Ia memberikannya kepada murid-murid-Nya dan berkata:
“Ambillah, makanlah, inilah tubuh-Ku”
Aku yang kelaparan cuma bisa bersyukur,
melahap tuntas,
piring itu kosong.
Bu Imas memberi teh panas.
Sesudah itu Ia mengambil cawan, mengucap syukur
lalu memberikannya kepada mereka, dan mereka semuanya minum dari cawan itu.
Sudah dua puluh tahun,
Bu Imas memasak untuk banyak orang,
setiap hari.
Jualan dari jam sembilan pagi sampai sepuluh malam, lalu cuci piring jam sebelas, Bu Imas istirahat dan harus siap-siap ke pasar lagi, jam dua subuh berangkat ke pasar, sisanya potong-memotong, merebus, dan menggoreng dari jam empat subuh.

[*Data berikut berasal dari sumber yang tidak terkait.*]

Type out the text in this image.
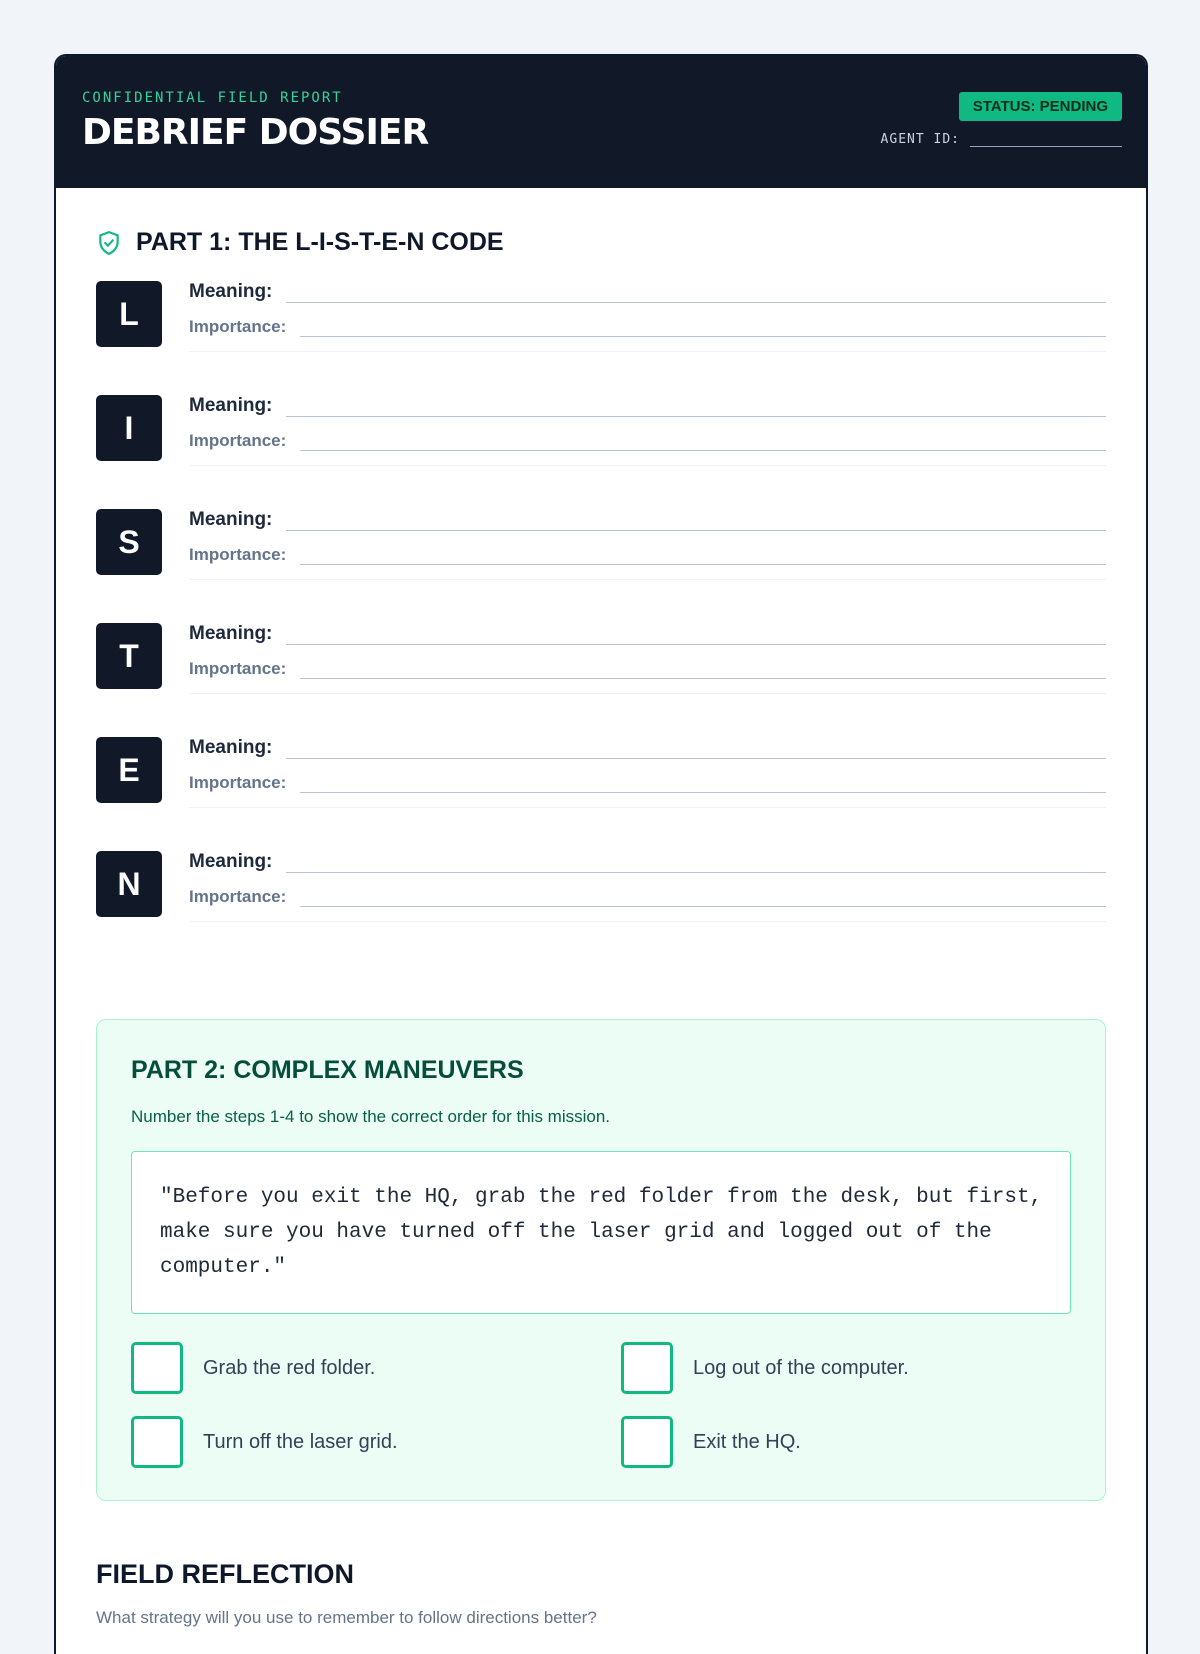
CONFIDENTIAL FIELD REPORT
DEBRIEF DOSSIER
STATUS: PENDING
AGENT ID:
PART 1: THE L-I-S-T-E-N CODE
L
Meaning:
Importance:
I
Meaning:
Importance:
S
Meaning:
Importance:
T
Meaning:
Importance:
E
Meaning:
Importance:
N
Meaning:
Importance:
PART 2: COMPLEX MANEUVERS
Number the steps 1-4 to show the correct order for this mission.
"Before you exit the HQ, grab the red folder from the desk, but first, make sure you have turned off the laser grid and logged out of the computer."
Grab the red folder.	Log out of the computer.
Turn off the laser grid.	Exit the HQ.
FIELD REFLECTION
What strategy will you use to remember to follow directions better?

Perjamuan itu tak pernah benar-benar berakhir:
Tak habis-habis rahmat-Nya, selalu baru tiap pagi!
(Bandung, 2022)
Gerbong Enam Kereta Bengawan
“Lagi apa, masak kah?”
“8 jam ini keretanya”
“Nanti tidur ya, jam tidurnya harus bener”
Kutemukan diri-Mu,
pada mata seorang bapak yang duduk sebelahku,
dari Stasiun Lempuyangan hingga Cirebon Prujakan,
ia sibuk video call dengan istri-Nya, menemani tidur.
Karena takut ganggu penumpang lain,
telpon istri-Nya mode bisu,
sekedar ingin menatap suami,
sampai kereta ini terbang menuju negeri senja.

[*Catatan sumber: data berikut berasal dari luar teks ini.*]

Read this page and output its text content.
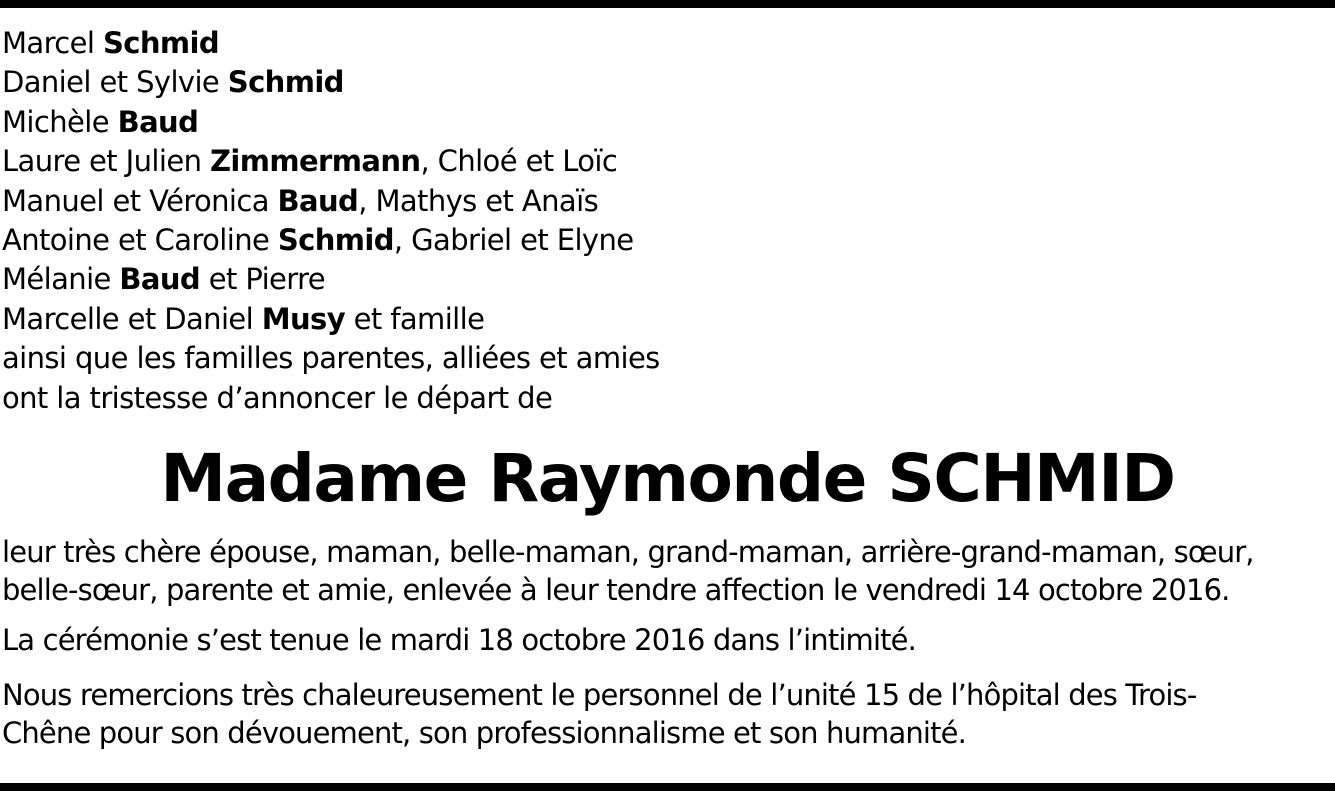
Marcel Schmid
Daniel et Sylvie Schmid
Michèle Baud
Laure et Julien Zimmermann, Chloé et Loïc
Manuel et Véronica Baud, Mathys et Anaïs
Antoine et Caroline Schmid, Gabriel et Elyne
Mélanie Baud et Pierre
Marcelle et Daniel Musy et famille
ainsi que les familles parentes, alliées et amies
ont la tristesse d’annoncer le départ de
Madame Raymonde SCHMID
leur très chère épouse, maman, belle-maman, grand-maman, arrière-grand-maman, sœur,
belle-sœur, parente et amie, enlevée à leur tendre affection le vendredi 14 octobre 2016.
La cérémonie s’est tenue le mardi 18 octobre 2016 dans l’intimité.
Nous remercions très chaleureusement le personnel de l’unité 15 de l’hôpital des Trois-
Chêne pour son dévouement, son professionnalisme et son humanité.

Istri rebahan meluk bantal,
sambil menangis,
video call terputus terus, sinyal dari 4G jadi H+.
“Jangan lama-lama dinasnya, ya. Aku benci sendiri di rumah ini”

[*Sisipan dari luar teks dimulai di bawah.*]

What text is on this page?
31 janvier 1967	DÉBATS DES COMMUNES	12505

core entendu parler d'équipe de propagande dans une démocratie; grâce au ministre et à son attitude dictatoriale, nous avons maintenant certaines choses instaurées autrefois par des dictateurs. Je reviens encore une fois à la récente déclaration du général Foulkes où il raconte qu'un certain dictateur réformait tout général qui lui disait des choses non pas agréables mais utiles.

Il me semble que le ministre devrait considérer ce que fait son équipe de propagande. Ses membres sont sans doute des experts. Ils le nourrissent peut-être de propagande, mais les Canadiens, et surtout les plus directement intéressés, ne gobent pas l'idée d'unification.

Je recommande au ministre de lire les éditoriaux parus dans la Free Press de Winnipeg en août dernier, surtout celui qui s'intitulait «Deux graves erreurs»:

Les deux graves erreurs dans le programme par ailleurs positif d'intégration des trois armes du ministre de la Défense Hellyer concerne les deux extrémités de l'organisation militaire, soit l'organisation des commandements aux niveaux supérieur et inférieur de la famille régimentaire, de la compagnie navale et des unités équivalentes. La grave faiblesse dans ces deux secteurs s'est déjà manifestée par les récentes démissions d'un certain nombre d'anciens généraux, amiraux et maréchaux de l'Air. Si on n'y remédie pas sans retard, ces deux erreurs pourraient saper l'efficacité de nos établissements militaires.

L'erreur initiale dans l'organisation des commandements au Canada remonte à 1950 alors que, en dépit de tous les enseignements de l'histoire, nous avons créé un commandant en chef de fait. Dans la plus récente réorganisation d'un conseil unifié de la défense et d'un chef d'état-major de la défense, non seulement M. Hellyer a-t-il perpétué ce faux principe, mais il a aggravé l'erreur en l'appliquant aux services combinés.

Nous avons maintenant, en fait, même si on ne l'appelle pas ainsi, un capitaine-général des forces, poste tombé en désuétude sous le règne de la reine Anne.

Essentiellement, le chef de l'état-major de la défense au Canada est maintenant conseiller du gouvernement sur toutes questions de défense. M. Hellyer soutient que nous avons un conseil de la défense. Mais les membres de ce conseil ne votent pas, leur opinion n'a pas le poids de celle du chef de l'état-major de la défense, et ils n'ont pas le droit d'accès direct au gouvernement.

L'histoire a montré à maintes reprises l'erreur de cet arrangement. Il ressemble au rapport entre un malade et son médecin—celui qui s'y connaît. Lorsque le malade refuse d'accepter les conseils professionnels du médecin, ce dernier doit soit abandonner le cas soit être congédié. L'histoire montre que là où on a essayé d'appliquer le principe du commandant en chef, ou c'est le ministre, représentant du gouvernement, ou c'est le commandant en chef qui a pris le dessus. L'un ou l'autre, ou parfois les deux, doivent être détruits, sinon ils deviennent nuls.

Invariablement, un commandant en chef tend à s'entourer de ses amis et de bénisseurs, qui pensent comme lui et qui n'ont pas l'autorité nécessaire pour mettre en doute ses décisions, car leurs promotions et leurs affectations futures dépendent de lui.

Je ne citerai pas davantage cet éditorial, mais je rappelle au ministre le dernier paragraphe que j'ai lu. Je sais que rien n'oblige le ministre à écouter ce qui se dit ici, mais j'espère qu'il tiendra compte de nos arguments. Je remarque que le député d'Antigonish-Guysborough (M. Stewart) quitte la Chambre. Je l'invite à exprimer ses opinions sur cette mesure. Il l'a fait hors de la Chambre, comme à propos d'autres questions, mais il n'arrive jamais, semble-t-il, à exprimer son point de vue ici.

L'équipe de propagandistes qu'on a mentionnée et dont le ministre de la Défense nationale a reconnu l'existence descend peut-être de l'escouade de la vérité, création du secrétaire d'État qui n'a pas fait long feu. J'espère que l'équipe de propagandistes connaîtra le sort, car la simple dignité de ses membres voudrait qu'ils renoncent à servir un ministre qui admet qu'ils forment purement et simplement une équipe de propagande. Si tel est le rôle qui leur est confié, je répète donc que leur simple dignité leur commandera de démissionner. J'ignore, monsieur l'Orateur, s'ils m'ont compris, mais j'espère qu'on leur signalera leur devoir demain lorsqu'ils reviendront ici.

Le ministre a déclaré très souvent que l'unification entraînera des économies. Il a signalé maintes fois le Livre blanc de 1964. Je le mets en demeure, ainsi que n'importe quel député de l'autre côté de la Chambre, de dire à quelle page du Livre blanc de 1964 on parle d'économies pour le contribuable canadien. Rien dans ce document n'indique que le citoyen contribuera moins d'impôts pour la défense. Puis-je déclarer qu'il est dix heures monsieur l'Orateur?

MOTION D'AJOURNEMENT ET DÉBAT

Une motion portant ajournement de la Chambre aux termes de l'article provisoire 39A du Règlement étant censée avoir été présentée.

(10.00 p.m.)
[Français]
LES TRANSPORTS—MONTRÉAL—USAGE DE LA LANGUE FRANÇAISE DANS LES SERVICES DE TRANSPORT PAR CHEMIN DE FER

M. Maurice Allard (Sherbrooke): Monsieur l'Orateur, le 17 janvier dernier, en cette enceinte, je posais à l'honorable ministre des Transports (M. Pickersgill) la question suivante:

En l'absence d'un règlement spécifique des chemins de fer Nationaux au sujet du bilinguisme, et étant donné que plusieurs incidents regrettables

Si suami terpaksa pergi ke Karawang, kerja, kerja, kerja!
Sampai tipes dan istri terkangen-kangen: menangislah bantal!
Kerja, kerja, kerja!
Jadi mantra terima jadi,
pokoknya, kerja, kerja, kerja!
Yang penting bisa ketemu istri (lagi) pas dapet cuti (lagi),
empat hari cuti dikurangin dua hari cuti sama dengan dua hari sayang-sayang sama istri:
Kerja 30 hari, cuti 4 hari, kangen-kangen 2 hari, perjalanan kereta api 2 hari
Diri-Mu tetap senyum menenangkan, meski besok jam 7 pagi langsung kerja di rel kereta api, check and recheck sinyal antar stasiun, jalan kaki dari Stasiun Karawang ke Stasiun Manggarai, kerja mengurus: baut rel longgar, tiang sinyal, kabel wesel, dan tetek bengek lain yang bikin capek.
Lempuyangan,
Wates,
Kutoarjo,
Kebumen,
Gombong,
Kroya,
Purwokerto,
Ciledug,
Cirebon Prujakan,
Bekasi,
Jatinegara,
Pasar Senen.
Dan sampailah kita, setelah dari stasiun ke stasiun:
Misi kita hanya menyebar cinta saat dunia terjangkit pandemi benci.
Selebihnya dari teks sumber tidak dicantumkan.